L’élimination contre Manchester United ? Tellement incroyable qu’elle a été mise sur le compte de la malchance. La fin de saison chaotique ? La conséquence logique d’un coup de mou et d’un titre déjà acquis. Pour sa première saison sur le banc du Paris Saint-Germain, Thomas Tuchel avait été clairement épargné lors de ses moments les plus sombres. L’entraîneur allemand a bénéficié d’une certaine mansuétude médiatique, notamment parce qu’il a su séduire son auditoire au fil de l’année par un discours rafraîchissant et visiblement sincère. Même l’enchaînement des défaites à Lille, Nantes, Montpellier ou Reims dans la dernière ligne droite du championnat ne l’a pas mis en première ligne.

Ce sera évidemment différent cette saison et malheureusement pour lui, cela commence bien plus tôt que prévu. La défaite à Rennes a fait tomber de haut le coach allemand, pointé du doigt pour plusieurs raisons. D’abord l’illisibilité de sa tactique, symbolisée par les errances de Marquinhos, mi-sentinelle mi-défenseur central mais totalement déboussolé. Ensuite son manque d’impact sur la rencontre avec des changements inopérants. Beaucoup se demandent comment Julian Draxler a pu rester sur le terrain pendant 76 minutes au regard de sa pitoyable prestation. Enfin par l’immense différence entre ce qu’il demande et ce qu’on constate sur le terrain en termes d’intensité.
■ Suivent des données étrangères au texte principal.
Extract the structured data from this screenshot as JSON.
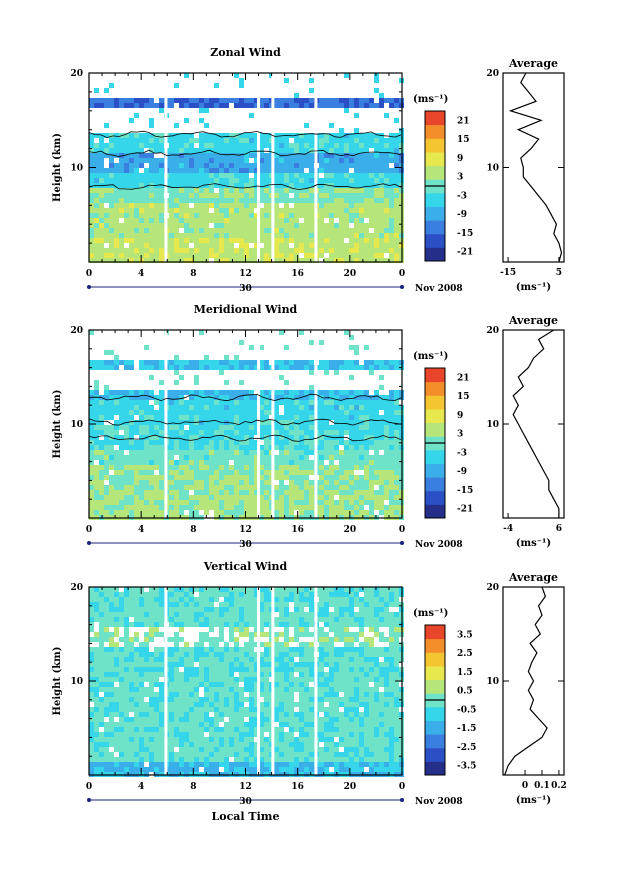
{
  "chart_data": [
    {
      "type": "heatmap",
      "title": "Zonal Wind",
      "ylabel": "Height (km)",
      "ylim": [
        0,
        20
      ],
      "yticks": [
        "10",
        "20"
      ],
      "xlim": [
        0,
        24
      ],
      "xticks": [
        "0",
        "4",
        "8",
        "12",
        "16",
        "20",
        "0"
      ],
      "date_left": "30",
      "date_right": "Nov 2008",
      "colorbar": {
        "unit": "(ms⁻¹)",
        "ticks": [
          "21",
          "15",
          "9",
          "3",
          "-3",
          "-9",
          "-15",
          "-21"
        ],
        "range": [
          -24,
          24
        ],
        "colors": [
          "#252f8a",
          "#2b4fc4",
          "#3a7fe0",
          "#3aaee8",
          "#35d6ea",
          "#6fe3c8",
          "#b6e67a",
          "#e6e84e",
          "#f5c431",
          "#f48e2a",
          "#e8452a"
        ]
      },
      "gap_hours": [
        5.9,
        13.0,
        14.1,
        17.4
      ],
      "bands": [
        {
          "from": 0.0,
          "to": 2.5,
          "value": 5
        },
        {
          "from": 2.5,
          "to": 6.0,
          "value": 4
        },
        {
          "from": 6.0,
          "to": 8.0,
          "value": 1
        },
        {
          "from": 8.0,
          "to": 9.5,
          "value": -4
        },
        {
          "from": 9.5,
          "to": 11.5,
          "value": -9
        },
        {
          "from": 11.5,
          "to": 13.5,
          "value": -4
        },
        {
          "from": 16.5,
          "to": 17.5,
          "value": -15
        }
      ],
      "average_profile": {
        "title": "Average",
        "xlabel": "(ms⁻¹)",
        "xlim": [
          -17,
          7
        ],
        "xticks": [
          "-15",
          "5"
        ],
        "yticks": [
          "10",
          "20"
        ],
        "height_km": [
          0,
          1,
          2,
          3,
          4,
          5,
          6,
          7,
          8,
          9,
          10,
          11,
          12,
          13,
          14,
          15,
          16,
          17,
          18,
          19,
          20
        ],
        "values": [
          5,
          6,
          5,
          3,
          4,
          2,
          0,
          -3,
          -6,
          -9,
          -9,
          -10,
          -6,
          -3,
          -11,
          -2,
          -14,
          -4,
          -7,
          -10,
          -8
        ]
      }
    },
    {
      "type": "heatmap",
      "title": "Meridional Wind",
      "ylabel": "Height (km)",
      "ylim": [
        0,
        20
      ],
      "yticks": [
        "10",
        "20"
      ],
      "xlim": [
        0,
        24
      ],
      "xticks": [
        "0",
        "4",
        "8",
        "12",
        "16",
        "20",
        "0"
      ],
      "date_left": "30",
      "date_right": "Nov 2008",
      "colorbar": {
        "unit": "(ms⁻¹)",
        "ticks": [
          "21",
          "15",
          "9",
          "3",
          "-3",
          "-9",
          "-15",
          "-21"
        ],
        "range": [
          -24,
          24
        ],
        "colors": [
          "#252f8a",
          "#2b4fc4",
          "#3a7fe0",
          "#3aaee8",
          "#35d6ea",
          "#6fe3c8",
          "#b6e67a",
          "#e6e84e",
          "#f5c431",
          "#f48e2a",
          "#e8452a"
        ]
      },
      "gap_hours": [
        5.9,
        13.0,
        14.1,
        17.4
      ],
      "bands": [
        {
          "from": 0.0,
          "to": 2.5,
          "value": 3
        },
        {
          "from": 2.5,
          "to": 5.5,
          "value": 2
        },
        {
          "from": 5.5,
          "to": 7.5,
          "value": 0
        },
        {
          "from": 7.5,
          "to": 10.0,
          "value": -3
        },
        {
          "from": 10.0,
          "to": 12.5,
          "value": -4
        },
        {
          "from": 12.5,
          "to": 13.5,
          "value": -7
        },
        {
          "from": 16.0,
          "to": 16.8,
          "value": -6
        }
      ],
      "average_profile": {
        "title": "Average",
        "xlabel": "(ms⁻¹)",
        "xlim": [
          -5,
          7
        ],
        "xticks": [
          "-4",
          "6"
        ],
        "yticks": [
          "10",
          "20"
        ],
        "height_km": [
          0,
          1,
          2,
          3,
          4,
          5,
          6,
          7,
          8,
          9,
          10,
          11,
          12,
          13,
          14,
          15,
          16,
          17,
          18,
          19,
          20
        ],
        "values": [
          6,
          6,
          5,
          4,
          4,
          3,
          2,
          1,
          0,
          -1,
          -2,
          -3,
          -2,
          -3,
          -1,
          -2,
          0,
          1,
          3,
          2,
          5
        ]
      }
    },
    {
      "type": "heatmap",
      "title": "Vertical Wind",
      "ylabel": "Height (km)",
      "xlabel": "Local Time",
      "ylim": [
        0,
        20
      ],
      "yticks": [
        "10",
        "20"
      ],
      "xlim": [
        0,
        24
      ],
      "xticks": [
        "0",
        "4",
        "8",
        "12",
        "16",
        "20",
        "0"
      ],
      "date_left": "30",
      "date_right": "Nov 2008",
      "colorbar": {
        "unit": "(ms⁻¹)",
        "ticks": [
          "3.5",
          "2.5",
          "1.5",
          "0.5",
          "-0.5",
          "-1.5",
          "-2.5",
          "-3.5"
        ],
        "range": [
          -4,
          4
        ],
        "colors": [
          "#252f8a",
          "#2b4fc4",
          "#3a7fe0",
          "#3aaee8",
          "#35d6ea",
          "#6fe3c8",
          "#b6e67a",
          "#e6e84e",
          "#f5c431",
          "#f48e2a",
          "#e8452a"
        ]
      },
      "gap_hours": [
        5.9,
        13.0,
        14.1,
        17.4
      ],
      "bands": [
        {
          "from": 0.0,
          "to": 1.5,
          "value": -1.2
        },
        {
          "from": 1.5,
          "to": 11.0,
          "value": -0.2
        },
        {
          "from": 11.0,
          "to": 13.5,
          "value": -0.3
        },
        {
          "from": 16.0,
          "to": 20.0,
          "value": -0.2
        }
      ],
      "average_profile": {
        "title": "Average",
        "xlabel": "(ms⁻¹)",
        "xlim": [
          -0.13,
          0.23
        ],
        "xticks": [
          "0",
          "0.1",
          "0.2"
        ],
        "yticks": [
          "10",
          "20"
        ],
        "height_km": [
          0,
          1,
          2,
          3,
          4,
          5,
          6,
          7,
          8,
          9,
          10,
          11,
          12,
          13,
          14,
          15,
          16,
          17,
          18,
          19,
          20
        ],
        "values": [
          -0.12,
          -0.1,
          -0.06,
          0.02,
          0.1,
          0.13,
          0.08,
          0.03,
          0.05,
          0.02,
          0.05,
          0.02,
          0.04,
          0.07,
          0.03,
          0.09,
          0.06,
          0.1,
          0.08,
          0.12,
          0.1
        ]
      }
    }
  ]
}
Des justifications contestables

Cette saison devait être marquée par un retour aux fondamentaux : un état d’esprit irréprochable, un engagement de tous les instants. Or, le premier match à l’extérieur a prouvé tout le contraire : des joueurs peu impliqués, un caractère inexistant et une légèreté frappante dans les duels. C’est une véritable pierre lancée dans le jardin de Tuchel, qui s’est défendu en évoquant des états de forme disparates et des joueurs pas à 100 %. Un argument facile et qui ne tient pas totalement. Certes, il y a eu la Copa America et la Coupe d’Afrique des Nations cet été, mais Tuchel a pu travailler durant l’intersaison avec un groupe bien plus fourni que lors de sa première année où, à pareille époque, la Coupe du Monde avait clairsemé les rangs parisiens.

« On ne pouvait pas être au top de nos capacités mais on pouvait jouer mieux qu’aujourd’hui et on doit s’améliorer. Cela commence à peine mais il nous manquait déjà Kehrer, Herrera, Neymar et Kimpembe. Il manque encore de la qualité pour avoir de la concurrence et laisser jouer Thilo avant de finir le match avec Marquinhos ou Thiago Silva vu qu’ils jouent depuis le premier match avec deux ou trois entraînements », a notamment déclaré l’entraîneur après la rencontre. Hormis Neymar, aucun des joueurs cités n’apparaît comme un titulaire indiscutable et nécessaire à la bonne marche de l’équipe.

Tuchel doit reprendre la main

Et si Tuchel était en réalité déjà désabusé par son équipe ? Sur Canal Plus, il est apparu assez marqué par la défaite des siens et par la prestation d’ensemble. Lui qui est souvent souriant et affable s’est cette fois-ci contenté de réponses laconiques et a même affiché une pointe d’agacement. Tout comme il a soufflé en conférence de presse avant de répondre à une question sur Alphone Areola.

« Numéro 1 dans la hiérarchie ? Non, je ne peux rien confirmer tant que le mercato est ouvert. Chaque joueur doit montrer sa qualité, Alphonse aussi. Aujourd’hui, ce n’est pas le moment d’en parler », a-t-il répondu. Son management des gardiens laisse songeur. Et on peut se demander dans quel état d’esprit se trouve Areola ce lundi, après une passivité coupable sur le premier but rennais et cette déclaration de son entraîneur. Plus que jamais, Tuchel doit reprendre la main, trouver le bon système et les joueurs idoines. Ce qui ne devrait pas être le cas pour un coach entamant sa deuxième saison sur le banc de touche du PSG.